Soğuk havalarda sıklığı artan nezle, sinüzit gibi üst solunum yolu enfeksiyonlarından ötürü burun tıkanıklığı oluştuğunu kaydeden Prof. Dr. Tevfik Özlü “Bu hastaların, burun yerine ağızdan nefes alıp vermek zorunda kalmaları ise hava yollarının ısı ve nemini düşürmekte ve bilhassa geceleri tıkanmalar, nefes darlığı ve astım nöbetleri ortaya çıkmaktadır. Yine, soba veya kalorifer nedeniyle ev içi ortamın nispi nem oranının çok düşmesi, özellikle uyurken ağızdan nefes alıp veren hastalarda havayollarını kurutmakta ve gece öksürük, nefes darlığı gibi yakınmalara neden olmaktadır. Solunan havadaki ısı ve nemin düşük olması, astımlı hastaların hava yollarını tahriş ederek, krizleri başlatabilmektedir. Tüm bu faktörlerin bir araya gelmesiyle kış aylarında kronik hastalığı olan kişilerin çoğunun sorunları artmakta ve almakta oldukları tedavi yetersiz kalabilmektedir” diye konuştu.
“Bu nedenle bu hastaların olumsuz koşullardan mümkün olduğunca kendilerini korumaları gerekmektedir” diyen Özlü şunları söyledi:
“Kapalı ortamlarda sigara içilmemeli, oda sık sık havalandırılmalı, soba kullanılıyorsa boru ve bacalar temizlenip iyi drenaj sağlanmalı, gece oda havası nemlendirilmeli, grip salgınlarında olabildiğince kalabalıklarla temastan kaçınılmalı ve kirli havalarda zorunlu olmadıkça dışarıya çıkılmamalıdır. Bu dönemde uygun kıyafet çok önemli olmaktadır. Hava sıcaklığında, neminde ve yağış durumundaki ani değişiklik olasılığını dikkate alarak soğuktan ve yağıştan korunma amaçlı uygun kıyafet ve aksesuarlar doğru zamanlamayla kullanılmalıdır. Yaşanılan ortamın sıcaklığı ve nemi uygun sınırlar içerisinde kontrol altında tutulmalıdır. Yeterli ve dengeli beslenme önem kazanmaktadır. Günlük kalori ihtiyacını karşılama amaçlı enerjik gıdalar yanında, bol sebze ve meyve alınmalıdır. Yeterli ve kaliteli uyku ile stresle başa çıkma vücut direncini artıracaktır.

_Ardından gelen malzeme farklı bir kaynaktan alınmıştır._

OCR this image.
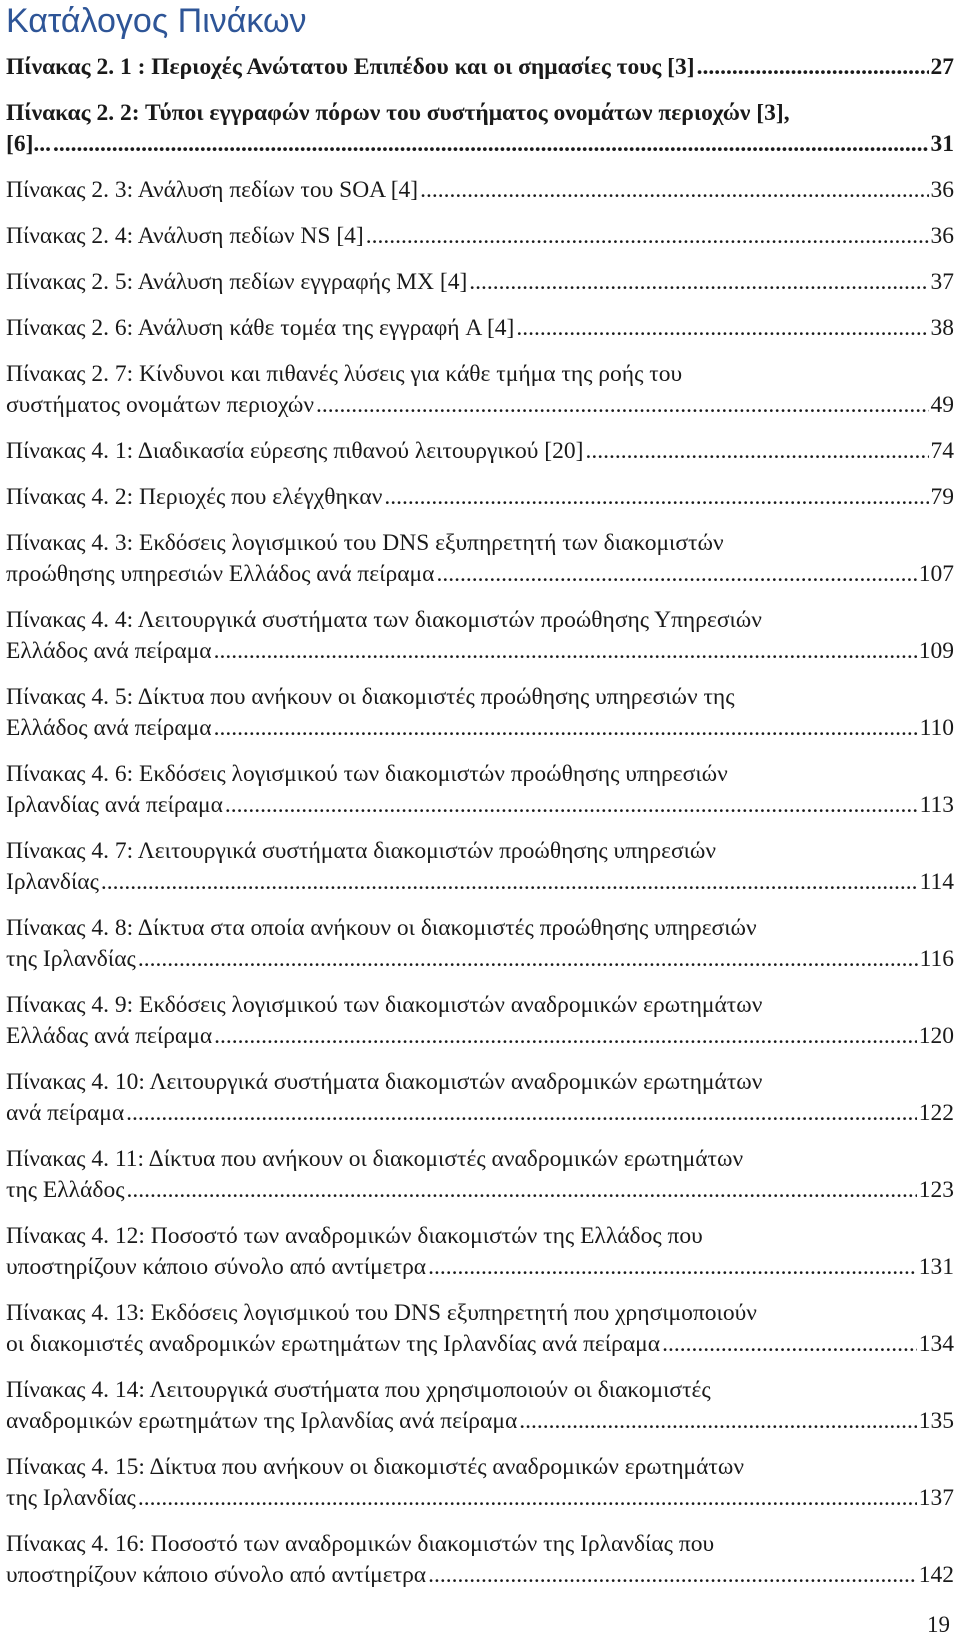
Κατάλογος Πινάκων
Πίνακας 2. 1 : Περιοχές Ανώτατου Επιπέδου και οι σημασίες τους [3] .....	27
Πίνακας 2. 2: Τύποι εγγραφών πόρων του συστήματος ονομάτων περιοχών [3],
[6]... .....	31
Πίνακας 2. 3: Ανάλυση πεδίων του SOA [4] .....	36
Πίνακας 2. 4: Ανάλυση πεδίων NS [4] .....	36
Πίνακας 2. 5: Ανάλυση πεδίων εγγραφής MX [4] .....	37
Πίνακας 2. 6: Ανάλυση κάθε τομέα της εγγραφή A [4] .....	38
Πίνακας 2. 7: Κίνδυνοι και πιθανές λύσεις για κάθε τμήμα της ροής του
συστήματος ονομάτων περιοχών .....	49
Πίνακας 4. 1: Διαδικασία εύρεσης πιθανού λειτουργικού [20] .....	74
Πίνακας 4. 2: Περιοχές που ελέγχθηκαν .....	79
Πίνακας 4. 3: Εκδόσεις λογισμικού του DNS εξυπηρετητή των διακομιστών
προώθησης υπηρεσιών Ελλάδος ανά πείραμα .....	107
Πίνακας 4. 4: Λειτουργικά συστήματα των διακομιστών προώθησης Υπηρεσιών
Ελλάδος ανά πείραμα .....	109
Πίνακας 4. 5: Δίκτυα που ανήκουν οι διακομιστές προώθησης υπηρεσιών της
Ελλάδος ανά πείραμα .....	110
Πίνακας 4. 6: Εκδόσεις λογισμικού των διακομιστών προώθησης υπηρεσιών
Ιρλανδίας ανά πείραμα .....	113
Πίνακας 4. 7: Λειτουργικά συστήματα διακομιστών προώθησης υπηρεσιών
Ιρλανδίας .....	114
Πίνακας 4. 8: Δίκτυα στα οποία ανήκουν οι διακομιστές προώθησης υπηρεσιών
της Ιρλανδίας .....	116
Πίνακας 4. 9: Εκδόσεις λογισμικού των διακομιστών αναδρομικών ερωτημάτων
Ελλάδας ανά πείραμα .....	120
Πίνακας 4. 10: Λειτουργικά συστήματα διακομιστών αναδρομικών ερωτημάτων
ανά πείραμα .....	122
Πίνακας 4. 11: Δίκτυα που ανήκουν οι διακομιστές αναδρομικών ερωτημάτων
της Ελλάδος .....	123
Πίνακας 4. 12: Ποσοστό των αναδρομικών διακομιστών της Ελλάδος που
υποστηρίζουν κάποιο σύνολο από αντίμετρα .....	131
Πίνακας 4. 13: Εκδόσεις λογισμικού του DNS εξυπηρετητή που χρησιμοποιούν
οι διακομιστές αναδρομικών ερωτημάτων της Ιρλανδίας ανά πείραμα .....	134
Πίνακας 4. 14: Λειτουργικά συστήματα που χρησιμοποιούν οι διακομιστές
αναδρομικών ερωτημάτων της Ιρλανδίας ανά πείραμα .....	135
Πίνακας 4. 15: Δίκτυα που ανήκουν οι διακομιστές αναδρομικών ερωτημάτων
της Ιρλανδίας .....	137
Πίνακας 4. 16: Ποσοστό των αναδρομικών διακομιστών της Ιρλανδίας που
υποστηρίζουν κάποιο σύνολο από αντίμετρα .....	142
19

Sık ve etkili el yıkama, hijyen ve temizlik kurallarına uyma, bu dönemde salgınlar yapan bir çok hastalıktan korunma için çok yararlıdır. Bu tedbirlere rağmen durumlarında her zamankinden farklı olarak kötüleşme hisseden hastaların hekimlerine başvurmaları ve tedavilerinin güncelleştirilmesini öneriyoruz.”